A mountain rising from the ocean floor whose top does not break the surface of the ocean to form an island.

Seamounts are created in bunches; wherever there is one seamount, you are likely to find a hundred. Of course, the distinction between an island and a seamount is meaningful only to the life forms that want to live on islands. The distinction is irrelevant to the geological processes involved. These processes create mountains; some become islands and others do not.

Seamounts are generally volcanic in origin; although some (such as Loihi) are active volcanoes that are building themselves up from the ocean floor, most are extinct volcanoes that either never lasted long enough to break the surface, or had once been islands but have been completely eroded away, and/or drowned by sea level rising1.

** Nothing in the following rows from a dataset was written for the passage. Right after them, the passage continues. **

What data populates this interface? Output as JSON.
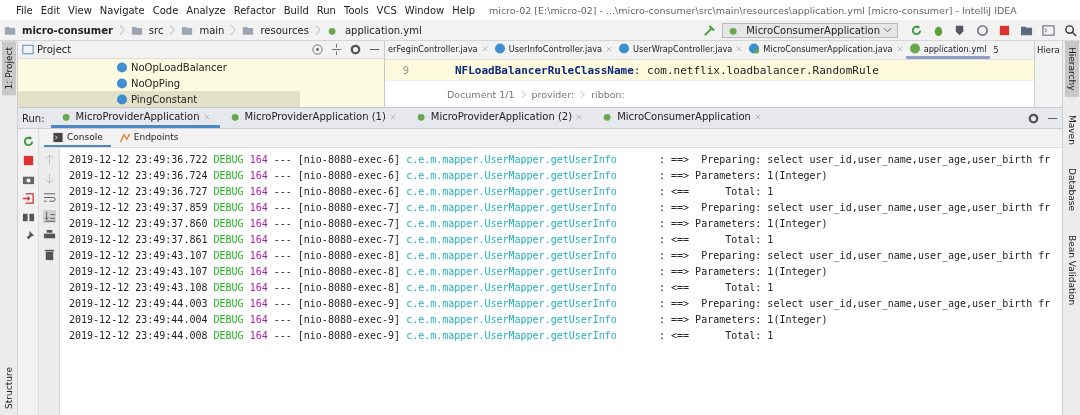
{
  "title_bar": {
    "menu": [
      "File",
      "Edit",
      "View",
      "Navigate",
      "Code",
      "Analyze",
      "Refactor",
      "Build",
      "Run",
      "Tools",
      "VCS",
      "Window",
      "Help"
    ],
    "title": "micro-02 [E:\\micro-02] - ...\\micro-consumer\\src\\main\\resources\\application.yml [micro-consumer] - IntelliJ IDEA"
  },
  "nav_bar": {
    "breadcrumb": [
      "micro-consumer",
      "src",
      "main",
      "resources",
      "application.yml"
    ],
    "run_config": "MicroConsumerApplication"
  },
  "left_stripe": {
    "top": "1: Project",
    "bottom": "Structure"
  },
  "project_panel": {
    "title": "Project",
    "items": [
      {
        "label": "NoOpLoadBalancer",
        "selected": false
      },
      {
        "label": "NoOpPing",
        "selected": false
      },
      {
        "label": "PingConstant",
        "selected": true
      }
    ]
  },
  "editor": {
    "tabs": [
      {
        "label": "erFeginController.java",
        "selected": false
      },
      {
        "label": "UserInfoController.java",
        "kind": "class",
        "selected": false
      },
      {
        "label": "UserWrapController.java",
        "kind": "class",
        "selected": false
      },
      {
        "label": "MicroConsumerApplication.java",
        "kind": "spring",
        "selected": false
      },
      {
        "label": "application.yml",
        "kind": "yaml",
        "selected": true
      }
    ],
    "overflow_count": "5",
    "line_number": "9",
    "key": "NFLoadBalancerRuleClassName",
    "value": ": com.netflix.loadbalancer.RandomRule",
    "breadcrumb": [
      "Document 1/1",
      "provider:",
      "ribbon:"
    ]
  },
  "hierarchy_panel": {
    "title": "Hiera"
  },
  "right_stripe": [
    {
      "label": "Hierarchy",
      "selected": true
    },
    {
      "label": "Maven",
      "selected": false
    },
    {
      "label": "Database",
      "selected": false
    },
    {
      "label": "Bean Validation",
      "selected": false
    }
  ],
  "run_panel": {
    "label": "Run:",
    "tabs": [
      {
        "label": "MicroProviderApplication",
        "selected": true
      },
      {
        "label": "MicroProviderApplication (1)",
        "selected": false
      },
      {
        "label": "MicroProviderApplication (2)",
        "selected": false
      },
      {
        "label": "MicroConsumerApplication",
        "selected": false
      }
    ],
    "subtabs": [
      {
        "label": "Console",
        "selected": true
      },
      {
        "label": "Endpoints",
        "selected": false
      }
    ],
    "lines": [
      {
        "timestamp": "2019-12-12 23:49:36.722",
        "level": "DEBUG",
        "pid": "164",
        "sep": "---",
        "thread": "[nio-8080-exec-6]",
        "logger": "c.e.m.mapper.UserMapper.getUserInfo",
        "message": ": ==>  Preparing: select user_id,user_name,user_age,user_birth fr"
      },
      {
        "timestamp": "2019-12-12 23:49:36.724",
        "level": "DEBUG",
        "pid": "164",
        "sep": "---",
        "thread": "[nio-8080-exec-6]",
        "logger": "c.e.m.mapper.UserMapper.getUserInfo",
        "message": ": ==> Parameters: 1(Integer)"
      },
      {
        "timestamp": "2019-12-12 23:49:36.727",
        "level": "DEBUG",
        "pid": "164",
        "sep": "---",
        "thread": "[nio-8080-exec-6]",
        "logger": "c.e.m.mapper.UserMapper.getUserInfo",
        "message": ": <==      Total: 1"
      },
      {
        "timestamp": "2019-12-12 23:49:37.859",
        "level": "DEBUG",
        "pid": "164",
        "sep": "---",
        "thread": "[nio-8080-exec-7]",
        "logger": "c.e.m.mapper.UserMapper.getUserInfo",
        "message": ": ==>  Preparing: select user_id,user_name,user_age,user_birth fr"
      },
      {
        "timestamp": "2019-12-12 23:49:37.860",
        "level": "DEBUG",
        "pid": "164",
        "sep": "---",
        "thread": "[nio-8080-exec-7]",
        "logger": "c.e.m.mapper.UserMapper.getUserInfo",
        "message": ": ==> Parameters: 1(Integer)"
      },
      {
        "timestamp": "2019-12-12 23:49:37.861",
        "level": "DEBUG",
        "pid": "164",
        "sep": "---",
        "thread": "[nio-8080-exec-7]",
        "logger": "c.e.m.mapper.UserMapper.getUserInfo",
        "message": ": <==      Total: 1"
      },
      {
        "timestamp": "2019-12-12 23:49:43.107",
        "level": "DEBUG",
        "pid": "164",
        "sep": "---",
        "thread": "[nio-8080-exec-8]",
        "logger": "c.e.m.mapper.UserMapper.getUserInfo",
        "message": ": ==>  Preparing: select user_id,user_name,user_age,user_birth fr"
      },
      {
        "timestamp": "2019-12-12 23:49:43.107",
        "level": "DEBUG",
        "pid": "164",
        "sep": "---",
        "thread": "[nio-8080-exec-8]",
        "logger": "c.e.m.mapper.UserMapper.getUserInfo",
        "message": ": ==> Parameters: 1(Integer)"
      },
      {
        "timestamp": "2019-12-12 23:49:43.108",
        "level": "DEBUG",
        "pid": "164",
        "sep": "---",
        "thread": "[nio-8080-exec-8]",
        "logger": "c.e.m.mapper.UserMapper.getUserInfo",
        "message": ": <==      Total: 1"
      },
      {
        "timestamp": "2019-12-12 23:49:44.003",
        "level": "DEBUG",
        "pid": "164",
        "sep": "---",
        "thread": "[nio-8080-exec-9]",
        "logger": "c.e.m.mapper.UserMapper.getUserInfo",
        "message": ": ==>  Preparing: select user_id,user_name,user_age,user_birth fr"
      },
      {
        "timestamp": "2019-12-12 23:49:44.004",
        "level": "DEBUG",
        "pid": "164",
        "sep": "---",
        "thread": "[nio-8080-exec-9]",
        "logger": "c.e.m.mapper.UserMapper.getUserInfo",
        "message": ": ==> Parameters: 1(Integer)"
      },
      {
        "timestamp": "2019-12-12 23:49:44.008",
        "level": "DEBUG",
        "pid": "164",
        "sep": "---",
        "thread": "[nio-8080-exec-9]",
        "logger": "c.e.m.mapper.UserMapper.getUserInfo",
        "message": ": <==      Total: 1"
      }
    ]
  }
}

Near the margins of an undersea subduction zone, a line of seamounts will form in much the same fashion that a line of volcanoes will form near a continental subduction zone2. Examples of this are the Aleutian Islands, the Solomon Islands, and the Aeolian Arc in the Tyrrhenian Sea.

Alternatively, as a tectonic plate drags itself over a hot spot, the hot spot will periodically eat holes through the plate and form a line of seamounts/islands. For example, the same hot spot that created the Hawaiian Islands also created the Emperor Seamounts. These stretch west from Midway Island, and then north, forming a chain of undersea mountains stretching all the way to the point where the Aleutian Islands meet the coast of Kamchatka.
1If an island or a continent has a coral reef, sometimes the reef can grow fast enough to keep up with sea level change, and an atoll results. The Great Barrier Reef is also an example of this. However, drowned coral reefs are numerous. The Emperor Seamounts contain many.
2For example, the Cascade Mountains on the west coast of North America.